All the days of my life
A note to those who are single but desiring marriage
2 minute read
April is our anniversary Month! 6 years at the end of it. As a result, I’ve been thinking about things I did or happened to go through before getting married that have helped me and most likely saved us some arguments. A few practical ponderings I’ve realized:
1. We lived with other roommates (not on a college dorm)—shared rent, food, meals, space, and a bathroom. This is the top one that allowed us not to have such a shock to our system when we started sharing and managing a home together. We already knew how to live with someone else and keep a place running.
2. We made our own money and lived independently from our parents. We had to learn to budget on our own.
3. We both spent a LOT of time with children.
4. We spent time with married people even before we were dating as single people.
5. We lived with an awareness and respect that one day, we’d belong to someone else… and so would the people we dated and interacted with before we got married.

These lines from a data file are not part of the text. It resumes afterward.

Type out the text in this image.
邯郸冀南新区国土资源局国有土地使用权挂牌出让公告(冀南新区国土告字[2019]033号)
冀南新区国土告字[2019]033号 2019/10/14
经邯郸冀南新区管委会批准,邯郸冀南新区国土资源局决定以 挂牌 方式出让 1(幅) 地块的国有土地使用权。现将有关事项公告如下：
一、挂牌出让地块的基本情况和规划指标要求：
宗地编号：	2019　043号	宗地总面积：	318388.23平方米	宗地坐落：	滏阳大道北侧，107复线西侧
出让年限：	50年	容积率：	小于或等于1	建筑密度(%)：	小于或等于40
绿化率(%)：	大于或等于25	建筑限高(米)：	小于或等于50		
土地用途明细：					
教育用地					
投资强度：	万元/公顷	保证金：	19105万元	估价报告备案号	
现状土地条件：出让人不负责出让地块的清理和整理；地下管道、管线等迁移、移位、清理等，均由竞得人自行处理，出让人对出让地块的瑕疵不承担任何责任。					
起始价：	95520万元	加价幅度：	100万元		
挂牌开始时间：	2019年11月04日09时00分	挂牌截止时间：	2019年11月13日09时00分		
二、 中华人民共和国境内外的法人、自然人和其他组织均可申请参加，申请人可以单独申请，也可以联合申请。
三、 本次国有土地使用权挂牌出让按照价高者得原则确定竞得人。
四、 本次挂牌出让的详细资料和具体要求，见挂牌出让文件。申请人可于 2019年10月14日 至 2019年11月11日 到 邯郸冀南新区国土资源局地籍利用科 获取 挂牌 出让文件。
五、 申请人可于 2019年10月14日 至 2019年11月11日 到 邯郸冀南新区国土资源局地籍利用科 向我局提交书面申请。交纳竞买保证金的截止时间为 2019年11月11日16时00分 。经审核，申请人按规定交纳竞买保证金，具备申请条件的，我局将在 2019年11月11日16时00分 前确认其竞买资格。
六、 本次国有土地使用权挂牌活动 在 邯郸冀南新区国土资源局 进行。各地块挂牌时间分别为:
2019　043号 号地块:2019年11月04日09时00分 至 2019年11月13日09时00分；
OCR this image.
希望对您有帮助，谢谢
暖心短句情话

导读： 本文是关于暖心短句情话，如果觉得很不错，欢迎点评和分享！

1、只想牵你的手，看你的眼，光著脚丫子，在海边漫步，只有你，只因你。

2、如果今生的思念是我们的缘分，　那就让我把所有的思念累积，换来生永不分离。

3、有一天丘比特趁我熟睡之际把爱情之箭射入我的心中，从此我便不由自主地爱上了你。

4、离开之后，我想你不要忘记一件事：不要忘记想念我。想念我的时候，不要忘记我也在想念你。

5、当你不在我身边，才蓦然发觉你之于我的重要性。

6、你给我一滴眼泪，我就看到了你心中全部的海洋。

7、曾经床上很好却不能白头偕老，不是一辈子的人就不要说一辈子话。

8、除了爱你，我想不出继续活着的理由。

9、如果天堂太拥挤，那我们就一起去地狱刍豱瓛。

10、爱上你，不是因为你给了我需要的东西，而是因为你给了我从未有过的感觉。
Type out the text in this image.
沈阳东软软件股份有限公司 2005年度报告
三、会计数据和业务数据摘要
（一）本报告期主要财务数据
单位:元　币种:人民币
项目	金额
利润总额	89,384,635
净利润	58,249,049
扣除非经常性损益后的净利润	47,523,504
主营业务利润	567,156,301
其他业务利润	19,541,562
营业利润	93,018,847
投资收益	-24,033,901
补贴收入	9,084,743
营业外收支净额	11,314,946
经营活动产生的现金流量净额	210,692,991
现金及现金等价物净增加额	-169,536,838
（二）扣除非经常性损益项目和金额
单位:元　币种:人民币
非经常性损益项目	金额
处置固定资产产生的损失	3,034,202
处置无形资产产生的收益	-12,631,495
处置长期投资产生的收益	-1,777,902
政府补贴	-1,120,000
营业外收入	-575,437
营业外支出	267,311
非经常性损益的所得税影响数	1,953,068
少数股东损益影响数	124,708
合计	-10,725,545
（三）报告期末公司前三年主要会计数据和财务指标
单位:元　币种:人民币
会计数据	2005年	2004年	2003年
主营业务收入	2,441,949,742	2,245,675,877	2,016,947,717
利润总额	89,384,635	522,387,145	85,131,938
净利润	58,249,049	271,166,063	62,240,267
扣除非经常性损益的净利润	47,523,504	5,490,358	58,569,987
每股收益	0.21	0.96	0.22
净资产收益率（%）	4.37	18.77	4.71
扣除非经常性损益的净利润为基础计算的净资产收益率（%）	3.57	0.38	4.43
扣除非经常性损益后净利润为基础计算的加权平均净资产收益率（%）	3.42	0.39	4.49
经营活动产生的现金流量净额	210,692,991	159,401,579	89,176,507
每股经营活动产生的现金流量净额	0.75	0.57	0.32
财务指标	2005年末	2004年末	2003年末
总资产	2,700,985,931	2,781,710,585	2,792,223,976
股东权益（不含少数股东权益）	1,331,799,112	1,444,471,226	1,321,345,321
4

I’m forever thankful the Lord brought us together after we both lived our whole lives this way.
For me what inspired that last point was Proverbs 31. In verse 12 of that passage it says that “she brought him good all the days of her life.” I noticed it said “all the days of her life”, and not just the days that she was married. Marriage is a season, it is not guaranteed forever yet that scripture says that we are to bring them GOOD all the days of our life (in every season).
So to those who are single, the Lord is working in you right now and potentially preparing you for the good that is waiting in that season. I wouldn’t go back and wish we started dating earlier and got married earlier. Those years have given us a certain level of ease in our marriage that we wouldn’t have otherwise. Everyone’s story is different. You can’t compare it. Some people are supposed to get married right out of highschool or college; but, if that’s not you, it’s important to remember that every day you don’t spend married I believe is making your potential future marriage better than it would be otherwise. Value your desire to one day be married, lean into that, I don’t believe in stifling that or being afraid of it. Trust that the Lord is good and gave you that desire for a reason. Honor him now in your season and know that you have an opportunity now to bring your spouse GOOD in the future.